Nessa época, era mais comum que os cantores de gêneros distintos se encontrassem no mesmo programa, mas não me lembro de ter visto Kelly Key cantar sertanejo em 2002 ao lado de Bruno & Marrone ou vice-versa. Nomes como Daniel, Claudinho e Buchecha, É o Tcham, Só Pra Contrariar, Padre Marcelo Rossi, Ivete Sangalo, Leandro & Leonardo, Zézé di Camargo & Luciano, Araketu, Banda Calypso e outros grandes ‘empreendimentos artísticos’ que giraram cifras bilionárias na indústria música da época entravam em contato com o público de maneira frequente, principalmente quando Gugu e Faustão brigavam ponto a ponto por audiência.

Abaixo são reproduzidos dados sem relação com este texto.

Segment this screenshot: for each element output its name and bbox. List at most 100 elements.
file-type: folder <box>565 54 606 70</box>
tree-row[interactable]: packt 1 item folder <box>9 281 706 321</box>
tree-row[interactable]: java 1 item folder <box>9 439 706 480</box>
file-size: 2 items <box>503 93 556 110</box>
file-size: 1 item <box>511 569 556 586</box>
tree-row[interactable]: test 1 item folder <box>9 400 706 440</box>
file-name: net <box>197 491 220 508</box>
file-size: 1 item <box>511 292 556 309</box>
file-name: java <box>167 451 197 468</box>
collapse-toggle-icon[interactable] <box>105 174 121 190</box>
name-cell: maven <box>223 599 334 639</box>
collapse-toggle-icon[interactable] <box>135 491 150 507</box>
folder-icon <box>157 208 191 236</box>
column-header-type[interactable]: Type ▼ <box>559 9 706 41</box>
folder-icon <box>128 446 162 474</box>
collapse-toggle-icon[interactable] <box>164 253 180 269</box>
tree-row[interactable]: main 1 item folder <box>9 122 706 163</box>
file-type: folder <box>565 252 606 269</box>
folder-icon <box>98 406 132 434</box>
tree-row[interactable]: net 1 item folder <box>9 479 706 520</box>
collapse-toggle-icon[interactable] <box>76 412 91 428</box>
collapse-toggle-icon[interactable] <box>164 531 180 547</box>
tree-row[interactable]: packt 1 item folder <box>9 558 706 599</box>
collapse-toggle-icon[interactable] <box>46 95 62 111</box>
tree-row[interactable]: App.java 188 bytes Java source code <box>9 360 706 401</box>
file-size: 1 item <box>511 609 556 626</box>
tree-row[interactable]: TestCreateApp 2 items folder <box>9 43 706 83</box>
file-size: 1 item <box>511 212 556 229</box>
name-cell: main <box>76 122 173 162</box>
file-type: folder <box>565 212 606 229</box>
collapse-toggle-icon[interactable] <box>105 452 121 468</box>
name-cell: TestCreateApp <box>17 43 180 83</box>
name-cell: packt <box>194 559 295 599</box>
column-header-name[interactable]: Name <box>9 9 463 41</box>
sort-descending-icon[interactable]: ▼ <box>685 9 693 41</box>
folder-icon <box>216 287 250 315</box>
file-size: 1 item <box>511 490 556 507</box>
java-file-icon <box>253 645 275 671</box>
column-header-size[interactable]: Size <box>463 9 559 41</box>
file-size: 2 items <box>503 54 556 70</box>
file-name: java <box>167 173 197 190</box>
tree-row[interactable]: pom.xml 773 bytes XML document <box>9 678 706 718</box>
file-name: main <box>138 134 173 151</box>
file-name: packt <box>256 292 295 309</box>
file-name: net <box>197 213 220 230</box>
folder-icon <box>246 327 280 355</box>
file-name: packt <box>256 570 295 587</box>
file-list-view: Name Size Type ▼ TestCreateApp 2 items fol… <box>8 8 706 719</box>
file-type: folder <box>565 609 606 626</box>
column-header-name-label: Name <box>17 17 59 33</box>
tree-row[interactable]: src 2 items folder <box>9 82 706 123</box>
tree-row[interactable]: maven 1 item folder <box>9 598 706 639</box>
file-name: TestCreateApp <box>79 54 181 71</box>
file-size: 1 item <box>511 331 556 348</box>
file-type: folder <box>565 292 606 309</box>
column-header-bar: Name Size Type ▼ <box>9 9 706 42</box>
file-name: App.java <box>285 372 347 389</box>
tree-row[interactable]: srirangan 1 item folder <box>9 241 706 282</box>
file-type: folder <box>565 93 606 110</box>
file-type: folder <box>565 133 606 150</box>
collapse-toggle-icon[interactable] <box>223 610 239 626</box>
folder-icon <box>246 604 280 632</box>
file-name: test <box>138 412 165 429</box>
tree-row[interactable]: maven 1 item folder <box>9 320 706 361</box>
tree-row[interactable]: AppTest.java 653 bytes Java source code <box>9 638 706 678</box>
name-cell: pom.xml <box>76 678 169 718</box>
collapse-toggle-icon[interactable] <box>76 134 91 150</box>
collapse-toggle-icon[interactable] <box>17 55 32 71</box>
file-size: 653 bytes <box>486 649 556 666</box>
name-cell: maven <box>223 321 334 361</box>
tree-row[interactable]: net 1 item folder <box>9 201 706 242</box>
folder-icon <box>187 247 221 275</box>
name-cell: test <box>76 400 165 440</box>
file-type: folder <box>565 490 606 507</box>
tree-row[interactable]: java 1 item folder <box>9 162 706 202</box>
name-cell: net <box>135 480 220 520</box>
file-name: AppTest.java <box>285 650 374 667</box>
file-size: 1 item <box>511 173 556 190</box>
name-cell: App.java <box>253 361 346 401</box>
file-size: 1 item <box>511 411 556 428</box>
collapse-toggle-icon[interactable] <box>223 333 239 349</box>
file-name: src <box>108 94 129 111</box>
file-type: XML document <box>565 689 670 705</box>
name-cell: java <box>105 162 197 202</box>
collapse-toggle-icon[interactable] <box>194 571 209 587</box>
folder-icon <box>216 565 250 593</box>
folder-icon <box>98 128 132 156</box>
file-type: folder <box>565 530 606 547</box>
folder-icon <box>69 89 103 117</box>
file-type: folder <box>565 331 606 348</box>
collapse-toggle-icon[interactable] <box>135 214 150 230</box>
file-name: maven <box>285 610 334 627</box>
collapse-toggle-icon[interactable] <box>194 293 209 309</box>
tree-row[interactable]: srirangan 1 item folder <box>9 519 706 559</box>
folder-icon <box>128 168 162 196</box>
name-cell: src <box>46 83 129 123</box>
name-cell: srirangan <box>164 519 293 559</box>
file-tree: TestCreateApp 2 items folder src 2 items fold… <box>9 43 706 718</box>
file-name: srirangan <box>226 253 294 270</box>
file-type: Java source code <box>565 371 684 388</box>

Atualmente, artistas como Adele, Rihanna e Beyoncé, e a própria Anitta, de forma menos global, giram milhões de números nos contadores do Youtube através de seus sinuosos videoclipes. Anitta, hoje com 23 anos, faz parte de uma geração que cresceu colada na televisão, e que na sua segunda década descobriu progressivamente os efeitos da internet na vida. Uma das qualidades levantadas por Stella Amaral, diretora geral do novo programa de Anitta, é seu potencial de renovação e seu sabor de atualidade. A diretora, que também é gerente do conteúdo musical do canal, afirmou que poucas vezes viu uma cantora como Anitta, que para ela possui a força de trabalho, determinação e talento requeridos para a lapidação de um monumento cultural de carne e osso.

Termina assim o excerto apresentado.